Speaking of Doctor Who, the new Doctor – Peter Capaldi – stars in THE THICK OF IT (734 mins.), a British comedy about the fictional Department of Social Affairs and Citizenship, with Capaldi nabbing top billing as the department’s liaison with the PM’s office. All four seasons of the acclaimed series – which inspired both the film “In the Loop” as well as HBO’s Julia Louis-Dreyfus series “Veep” – are collected in this seven disc set from BBC, including 16:9 transfers, 2.0 stereo soundtracks, commentaries, deleted scenes, outtakes and behind the scenes featurettes.
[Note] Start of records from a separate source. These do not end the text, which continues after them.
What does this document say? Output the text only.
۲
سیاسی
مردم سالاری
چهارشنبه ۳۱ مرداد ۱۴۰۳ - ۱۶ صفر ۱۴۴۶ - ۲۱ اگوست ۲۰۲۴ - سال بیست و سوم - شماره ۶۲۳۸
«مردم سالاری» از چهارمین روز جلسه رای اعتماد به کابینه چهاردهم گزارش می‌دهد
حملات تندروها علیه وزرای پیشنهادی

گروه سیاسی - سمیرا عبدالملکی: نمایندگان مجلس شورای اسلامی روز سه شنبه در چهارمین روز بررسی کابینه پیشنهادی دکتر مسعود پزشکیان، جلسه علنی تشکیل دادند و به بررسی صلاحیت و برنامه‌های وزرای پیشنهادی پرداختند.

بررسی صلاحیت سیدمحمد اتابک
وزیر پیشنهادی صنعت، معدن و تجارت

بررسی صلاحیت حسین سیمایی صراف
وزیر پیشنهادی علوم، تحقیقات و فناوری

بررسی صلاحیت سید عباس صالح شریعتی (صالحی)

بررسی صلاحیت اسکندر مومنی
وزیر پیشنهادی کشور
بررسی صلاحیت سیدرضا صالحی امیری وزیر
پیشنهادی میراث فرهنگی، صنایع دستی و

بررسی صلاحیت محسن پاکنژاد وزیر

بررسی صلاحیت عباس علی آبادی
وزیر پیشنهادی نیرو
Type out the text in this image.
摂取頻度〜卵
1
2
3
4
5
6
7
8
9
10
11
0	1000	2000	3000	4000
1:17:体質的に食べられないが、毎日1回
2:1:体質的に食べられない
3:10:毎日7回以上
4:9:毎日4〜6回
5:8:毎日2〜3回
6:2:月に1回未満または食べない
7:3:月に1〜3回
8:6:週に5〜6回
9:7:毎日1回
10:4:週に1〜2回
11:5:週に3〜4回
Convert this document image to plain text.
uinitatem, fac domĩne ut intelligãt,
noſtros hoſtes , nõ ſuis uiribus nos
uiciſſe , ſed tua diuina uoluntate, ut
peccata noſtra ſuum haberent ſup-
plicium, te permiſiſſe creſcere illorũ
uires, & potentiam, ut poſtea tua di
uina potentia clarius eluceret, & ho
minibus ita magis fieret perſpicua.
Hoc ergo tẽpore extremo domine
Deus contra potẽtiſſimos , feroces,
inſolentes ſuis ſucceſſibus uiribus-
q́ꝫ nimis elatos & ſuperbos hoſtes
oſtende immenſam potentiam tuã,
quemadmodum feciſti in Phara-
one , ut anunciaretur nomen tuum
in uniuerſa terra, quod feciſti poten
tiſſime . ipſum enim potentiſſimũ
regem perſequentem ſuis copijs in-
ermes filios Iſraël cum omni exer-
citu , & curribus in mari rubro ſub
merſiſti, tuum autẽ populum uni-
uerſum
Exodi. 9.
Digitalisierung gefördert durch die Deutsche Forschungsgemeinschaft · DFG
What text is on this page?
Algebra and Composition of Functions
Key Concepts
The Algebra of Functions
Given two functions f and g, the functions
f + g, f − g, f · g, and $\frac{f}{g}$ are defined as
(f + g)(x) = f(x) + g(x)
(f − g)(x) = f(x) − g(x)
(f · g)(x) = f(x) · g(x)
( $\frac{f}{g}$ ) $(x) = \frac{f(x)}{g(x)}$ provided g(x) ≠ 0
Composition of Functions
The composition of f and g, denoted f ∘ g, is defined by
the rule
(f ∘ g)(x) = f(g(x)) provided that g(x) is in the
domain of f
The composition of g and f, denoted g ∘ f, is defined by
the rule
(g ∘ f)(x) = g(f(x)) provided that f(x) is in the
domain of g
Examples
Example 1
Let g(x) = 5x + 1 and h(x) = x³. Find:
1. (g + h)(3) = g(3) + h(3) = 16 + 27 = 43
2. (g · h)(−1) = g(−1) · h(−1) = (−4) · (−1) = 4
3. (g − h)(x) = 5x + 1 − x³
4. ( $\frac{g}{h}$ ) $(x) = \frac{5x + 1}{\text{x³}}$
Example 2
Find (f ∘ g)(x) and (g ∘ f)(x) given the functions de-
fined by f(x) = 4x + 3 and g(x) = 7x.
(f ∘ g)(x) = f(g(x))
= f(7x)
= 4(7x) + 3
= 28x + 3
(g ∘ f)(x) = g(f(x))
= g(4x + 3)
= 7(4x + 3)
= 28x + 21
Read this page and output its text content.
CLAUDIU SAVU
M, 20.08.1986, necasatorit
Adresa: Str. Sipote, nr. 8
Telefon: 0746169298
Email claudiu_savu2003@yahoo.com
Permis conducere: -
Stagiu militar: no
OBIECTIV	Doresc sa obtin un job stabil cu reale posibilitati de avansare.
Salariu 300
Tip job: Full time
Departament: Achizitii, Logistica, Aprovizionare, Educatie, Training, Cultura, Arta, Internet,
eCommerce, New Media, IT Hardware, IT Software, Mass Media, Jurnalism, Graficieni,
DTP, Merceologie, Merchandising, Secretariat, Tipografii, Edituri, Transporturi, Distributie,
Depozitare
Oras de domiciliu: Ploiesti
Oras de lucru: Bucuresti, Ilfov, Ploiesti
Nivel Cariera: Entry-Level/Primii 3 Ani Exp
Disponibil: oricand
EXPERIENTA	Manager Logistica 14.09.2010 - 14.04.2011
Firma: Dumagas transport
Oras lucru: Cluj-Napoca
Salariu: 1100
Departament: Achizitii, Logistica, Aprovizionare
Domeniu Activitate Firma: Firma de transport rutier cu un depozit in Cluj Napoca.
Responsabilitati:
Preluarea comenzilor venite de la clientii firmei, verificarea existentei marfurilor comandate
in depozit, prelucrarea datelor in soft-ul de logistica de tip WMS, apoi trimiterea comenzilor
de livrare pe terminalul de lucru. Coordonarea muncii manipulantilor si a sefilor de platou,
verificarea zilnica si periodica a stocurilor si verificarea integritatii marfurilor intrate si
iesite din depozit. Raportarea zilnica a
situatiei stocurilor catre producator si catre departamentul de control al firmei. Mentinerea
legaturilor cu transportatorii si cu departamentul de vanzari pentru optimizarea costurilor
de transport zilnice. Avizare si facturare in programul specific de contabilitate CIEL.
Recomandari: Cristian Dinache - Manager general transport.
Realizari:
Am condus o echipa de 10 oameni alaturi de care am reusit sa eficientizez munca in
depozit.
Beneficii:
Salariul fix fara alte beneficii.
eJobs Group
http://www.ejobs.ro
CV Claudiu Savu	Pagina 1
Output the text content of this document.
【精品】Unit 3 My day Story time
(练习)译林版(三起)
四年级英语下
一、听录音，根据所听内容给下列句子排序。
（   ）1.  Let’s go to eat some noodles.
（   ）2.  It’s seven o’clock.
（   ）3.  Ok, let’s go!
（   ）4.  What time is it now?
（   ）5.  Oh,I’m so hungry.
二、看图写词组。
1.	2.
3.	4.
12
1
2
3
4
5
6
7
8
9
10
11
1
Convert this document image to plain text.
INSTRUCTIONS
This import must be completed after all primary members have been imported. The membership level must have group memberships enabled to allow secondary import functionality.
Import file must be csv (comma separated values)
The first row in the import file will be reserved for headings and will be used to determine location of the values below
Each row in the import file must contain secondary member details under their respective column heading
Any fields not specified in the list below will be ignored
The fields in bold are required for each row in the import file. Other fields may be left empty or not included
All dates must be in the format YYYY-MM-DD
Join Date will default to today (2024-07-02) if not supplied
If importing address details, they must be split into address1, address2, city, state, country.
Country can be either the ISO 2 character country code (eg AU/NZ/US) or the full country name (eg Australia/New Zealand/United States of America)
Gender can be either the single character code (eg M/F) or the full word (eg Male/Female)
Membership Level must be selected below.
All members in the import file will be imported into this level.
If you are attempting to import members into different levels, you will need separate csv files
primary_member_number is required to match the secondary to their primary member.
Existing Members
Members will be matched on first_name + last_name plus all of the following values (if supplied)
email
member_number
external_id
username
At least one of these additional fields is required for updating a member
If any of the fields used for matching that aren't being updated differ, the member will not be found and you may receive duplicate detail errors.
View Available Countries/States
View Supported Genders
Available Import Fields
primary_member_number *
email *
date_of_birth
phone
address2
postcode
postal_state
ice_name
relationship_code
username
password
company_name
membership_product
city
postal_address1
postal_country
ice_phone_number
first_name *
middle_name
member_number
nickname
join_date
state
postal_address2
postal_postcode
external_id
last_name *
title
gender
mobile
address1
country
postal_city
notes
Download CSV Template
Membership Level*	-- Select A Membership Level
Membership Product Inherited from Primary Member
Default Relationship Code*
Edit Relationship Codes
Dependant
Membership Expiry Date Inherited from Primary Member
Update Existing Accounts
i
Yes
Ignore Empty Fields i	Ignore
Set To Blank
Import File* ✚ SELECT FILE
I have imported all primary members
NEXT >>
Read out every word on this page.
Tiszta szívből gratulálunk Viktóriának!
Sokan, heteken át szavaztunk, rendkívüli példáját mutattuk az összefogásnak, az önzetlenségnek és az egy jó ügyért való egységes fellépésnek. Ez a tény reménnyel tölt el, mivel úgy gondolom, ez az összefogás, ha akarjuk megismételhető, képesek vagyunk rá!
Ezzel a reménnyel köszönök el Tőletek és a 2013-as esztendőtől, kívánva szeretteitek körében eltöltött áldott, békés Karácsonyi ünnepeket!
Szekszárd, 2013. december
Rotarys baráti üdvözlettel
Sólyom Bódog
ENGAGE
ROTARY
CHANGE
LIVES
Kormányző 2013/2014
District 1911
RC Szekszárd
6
SOUTHLAND: Season 5 [Fifth and Final Season] DVD (428 mins., 2013; Warner): The final 10 episodes of the critically acclaimed, perpetually ratings-challenged crime drama about life on the streets of Los Angeles for a series of tough beat cops arrives on DVD this week from Warner. Balancing hard-edged story lines with compelling character drama, the series – which once began life as a low-rated NBC network show – bids adieu to its fine cast with an uncompromising finale that puts a cap on five strong seasons. Warner’s DVD includes a “Shooting in Progress” featurette, unaired scenes, 16:9 transfers and 5.1 soundtracks, which are uncensored compared to their broadcast versions.
THE MINDY PROJECT: Season 1 DVD (aprx. 9 hours; Universal): Mindy Kaling from “The Office” strikes out on her own, and into this somewhat uneven but ultimately likeable – and very funny – Fox comedy. Kaling’s OB/GYN Mindy Lahiri, much like her “Office” counterpart, wants her love life to flow in the form of a big Hollywood movie, which of course leads to great frustration and the occasionally amusing bad dates. Her relationships in and out of the workplace are given equal thrift in “The Mindy Project,” which started off a bit on the rocky side but becomes much more entertaining once it hits its stride (or at least comes closer to it) midway through the year. Universal’s DVD doesn’t offer much in the way of extras (just some deleted scenes), but the 16:9 transfers and 5.1 soundtracks are all nice, and the solid ensemble cast and occasional guest star (including Seth Rogen and Kaling’s “Office” counterpart Ed Helms) lend additional appeal to a series that should find even firmer footing when it returns for Season 2 this September.